La route n’a pas la cote

Si les projets de transports collectifs parviennent à créer le consensus, la route reste un sujet sensible. « C’est quand même très étonnant, tant la demande territoriale est forte », s’émeut Alain Sur, président de la Fédération des travaux publics du Nord-Pas-de-Calais. Dans cette région par exemple, personne ne conteste la congestion de la métropole lilloise. « Et pourtant le projet de contournement sud-est n’est pas un sujet de campagne. »
On trouvera bien quelques agglomérations qui portent encore un sujet routier. Comme Lyon et le projet porté par Gérard Collomb de construction de l’Anneau des sciences, un programme routier comprenant le bouclage spectaculaire du périphérique à 80 % enterré (coût 2 milliards d’euros) et la transformation en boulevard urbain apaisé de l’autoroute urbaine A 6/A 7 qui traverse l’agglomération. Ou encore, la mise à 2 x 3 voies de la rocade toulousaine, qui divise les candidats. A Strasbourg, enfin, le projet médiatique de Grand contournement ouest. Il faisait office de marqueur droite/gauche aux élections municipales de 2008 et régionales de 2010, et crée aujourd’hui une brèche à l’intérieur de la majorité municipale. A la faveur du rapport du conseil général pour l’écologie et le développement durable qui préconise la simultanéité entre la construction de l’autoroute concédée de 24 km et la reconversion de l’actuelle traversée autoroutière de Strasbourg, le mouvement opéré par le maire sortant semble fonctionner : Roland Ries conforte ses bonnes relations avec le patronat, dont celui du BTP, et prive l’UDI, l’UMP et le Modem d’un thème de combat, sans pousser jusqu’ici les verts à la rupture. Le nouvel avis d’appel public à la concurrence, publié le 19 février par le ministre des Transports, a, certes, suscité leur colère. Il compliquera les négociations d’entre deux tours surtout si les verts dépassaient les 10 %.

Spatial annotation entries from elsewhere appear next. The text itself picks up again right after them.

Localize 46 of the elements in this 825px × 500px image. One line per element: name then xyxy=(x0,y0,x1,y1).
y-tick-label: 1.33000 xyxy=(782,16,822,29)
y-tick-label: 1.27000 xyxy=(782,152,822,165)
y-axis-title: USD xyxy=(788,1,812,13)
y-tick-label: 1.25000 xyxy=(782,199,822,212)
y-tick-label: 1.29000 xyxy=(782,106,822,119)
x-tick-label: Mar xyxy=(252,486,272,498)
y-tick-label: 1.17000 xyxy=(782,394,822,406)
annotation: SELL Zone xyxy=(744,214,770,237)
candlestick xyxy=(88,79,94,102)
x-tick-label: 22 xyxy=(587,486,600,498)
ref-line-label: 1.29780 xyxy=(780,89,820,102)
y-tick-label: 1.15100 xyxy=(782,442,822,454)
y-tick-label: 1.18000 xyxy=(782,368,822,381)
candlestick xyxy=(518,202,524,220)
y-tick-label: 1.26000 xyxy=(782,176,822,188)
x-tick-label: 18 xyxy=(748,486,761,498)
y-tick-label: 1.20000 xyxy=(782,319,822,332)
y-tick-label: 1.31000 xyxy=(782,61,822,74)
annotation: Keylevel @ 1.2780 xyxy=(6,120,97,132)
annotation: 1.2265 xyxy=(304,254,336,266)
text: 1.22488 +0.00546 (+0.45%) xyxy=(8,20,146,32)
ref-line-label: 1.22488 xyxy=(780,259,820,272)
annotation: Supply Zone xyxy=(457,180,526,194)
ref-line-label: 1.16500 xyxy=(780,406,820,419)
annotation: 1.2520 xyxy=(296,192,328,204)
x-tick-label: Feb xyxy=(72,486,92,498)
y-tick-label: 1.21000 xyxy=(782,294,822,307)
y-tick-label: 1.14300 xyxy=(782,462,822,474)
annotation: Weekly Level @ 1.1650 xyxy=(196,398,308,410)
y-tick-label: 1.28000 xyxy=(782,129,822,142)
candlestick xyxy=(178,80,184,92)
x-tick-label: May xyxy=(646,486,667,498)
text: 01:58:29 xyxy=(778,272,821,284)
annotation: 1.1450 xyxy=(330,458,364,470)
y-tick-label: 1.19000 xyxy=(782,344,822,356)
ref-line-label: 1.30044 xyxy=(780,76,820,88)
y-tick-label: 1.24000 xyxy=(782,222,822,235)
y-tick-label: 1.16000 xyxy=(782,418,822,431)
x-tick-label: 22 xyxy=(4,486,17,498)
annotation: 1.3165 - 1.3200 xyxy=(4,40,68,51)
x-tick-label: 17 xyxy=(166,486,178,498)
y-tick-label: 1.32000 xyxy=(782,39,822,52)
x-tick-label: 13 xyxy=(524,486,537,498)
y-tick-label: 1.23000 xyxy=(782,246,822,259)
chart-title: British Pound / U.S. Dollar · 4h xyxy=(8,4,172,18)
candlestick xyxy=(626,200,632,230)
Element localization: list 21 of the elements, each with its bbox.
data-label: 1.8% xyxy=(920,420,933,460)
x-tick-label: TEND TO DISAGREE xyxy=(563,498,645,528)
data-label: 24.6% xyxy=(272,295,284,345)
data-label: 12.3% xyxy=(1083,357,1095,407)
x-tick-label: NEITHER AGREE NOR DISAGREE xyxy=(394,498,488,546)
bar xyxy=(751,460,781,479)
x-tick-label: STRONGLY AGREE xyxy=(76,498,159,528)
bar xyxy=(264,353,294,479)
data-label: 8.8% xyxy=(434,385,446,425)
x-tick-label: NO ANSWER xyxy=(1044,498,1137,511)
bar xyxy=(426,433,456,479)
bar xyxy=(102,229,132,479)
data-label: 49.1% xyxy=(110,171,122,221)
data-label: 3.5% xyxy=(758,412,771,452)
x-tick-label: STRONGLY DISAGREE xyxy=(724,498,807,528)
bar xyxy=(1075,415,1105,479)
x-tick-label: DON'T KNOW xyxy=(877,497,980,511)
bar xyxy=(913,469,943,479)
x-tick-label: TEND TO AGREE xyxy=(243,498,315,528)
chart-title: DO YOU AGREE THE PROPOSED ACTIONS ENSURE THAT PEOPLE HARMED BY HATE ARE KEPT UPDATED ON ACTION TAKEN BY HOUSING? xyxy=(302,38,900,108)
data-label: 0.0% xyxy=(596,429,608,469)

Blocage plus financier que politique

La leçon strasbourgeoise en la matière est intéressante. La route est, la plupart du temps, un objet cofinancé qui nécessite un consensus total pour être construit. Et partout en France, ses opposants de circonstance se rassemblent. L’Etat, bien sûr, qui ne peut plus financer, et les écologistes qui ne veulent plus céder un pouce à ce mode de transport.
Pour Alain Sur, le blocage est malgré tout plus financier que politique. « Quand un financement public-privé est dégagé, les politiques parviennent à s’accorder. » Un espoir pour la route ? La métropolisation, qui permettrait de transférer à ces nouvelles institutions la gestion des grands axes périphériques. « Si les futures métropoles gèrent aussi bien ces nouvelles routes que les départements depuis qu’ils ont récupéré les routes nationales, c’est un vrai signe d’espoir », estime l’élu syndical. Il est toujours bien de rapprocher le gestionnaire de l’infrastructure de son usager pour garantir un bon entretien.